The FDA Fast Track program is designed to facilitate the development and expedite the review of new drugs that are intended to treat serious or life-threatening conditions and that demonstrate the potential to address unmet medical needs. Fast Track-designated drugs often qualify for priority review, thereby expediting the FDA review process.
"Children living with MPS II have limited treatment options, making this Fast Track designation tremendously important," said Kenneth T. Mills, President and Chief Executive Officer of REGENXBIO. "We are honored to support the MPS community and committed to offering innovative solutions to people with MPS II and their families. We look forward to working closely with the FDA to facilitate the development of RGX-121 and will begin the Phase I/II trial in the coming months."

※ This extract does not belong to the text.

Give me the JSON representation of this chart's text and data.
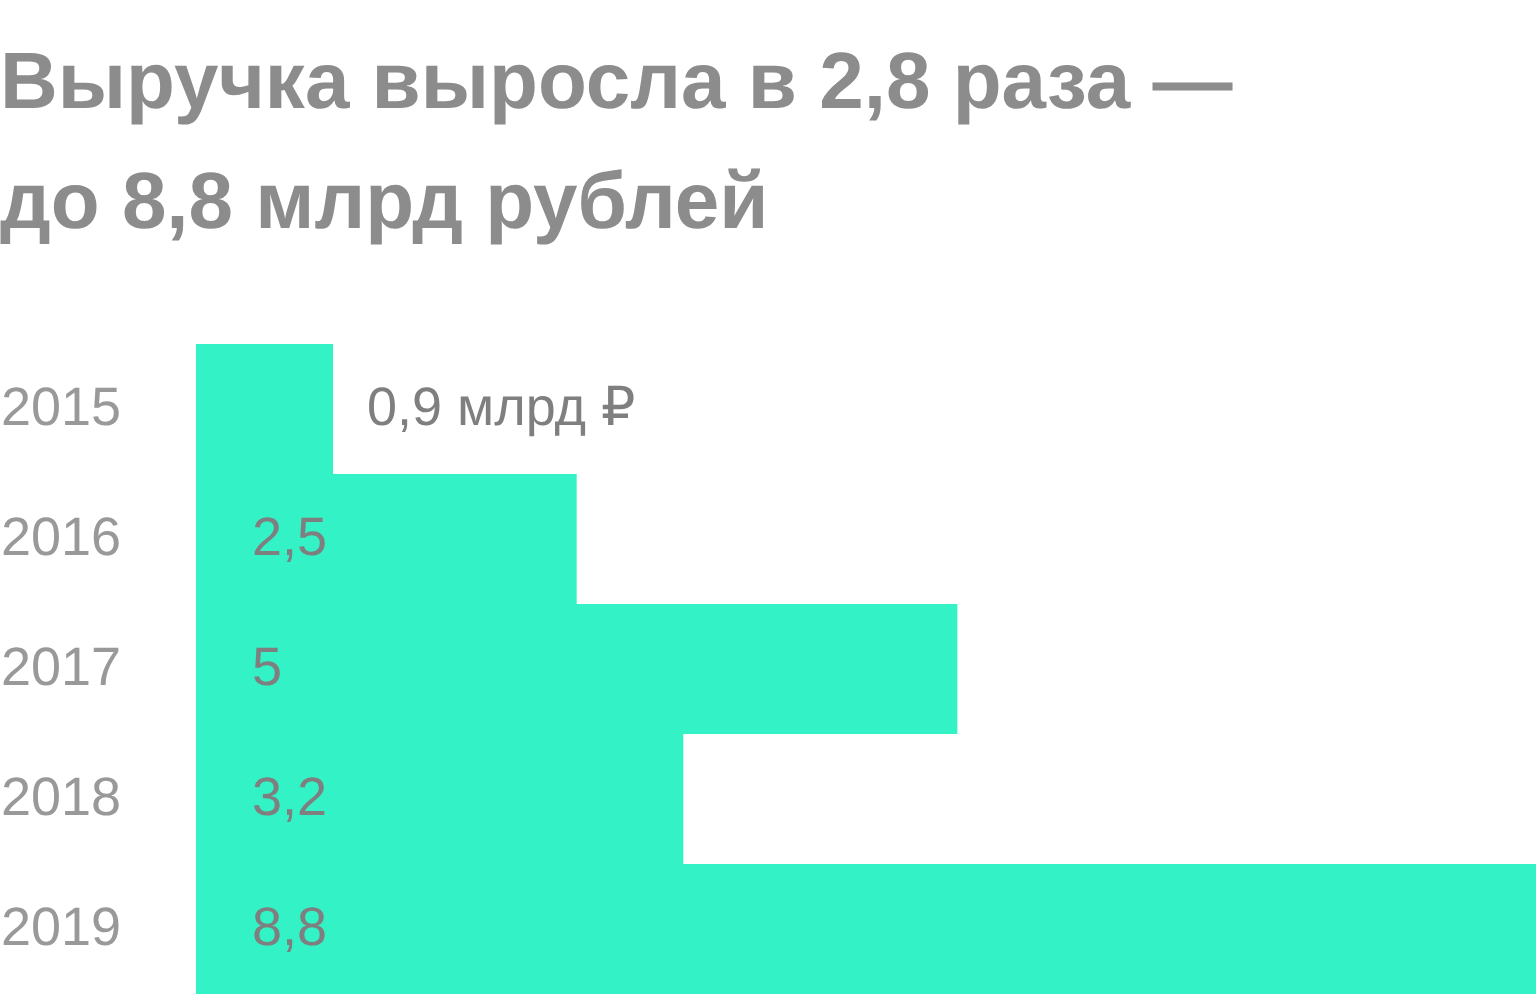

"My family has seen firsthand the unmet needs of children with MPS II," said Jeanette Henriquez, who founded the Hunter Syndrome Foundation after her son Dominic was diagnosed with MPS II in 2011. "As we prepare to recognize International MPS Awareness Day on May 15, we are encouraged to see recognition from the FDA on important research exploring new treatment options for children with MPS II."
Leading international gene therapy and lysosomal storage disease centers will participate in the Phase I/II clinical trial for RGX-121 for the treatment of MPS II.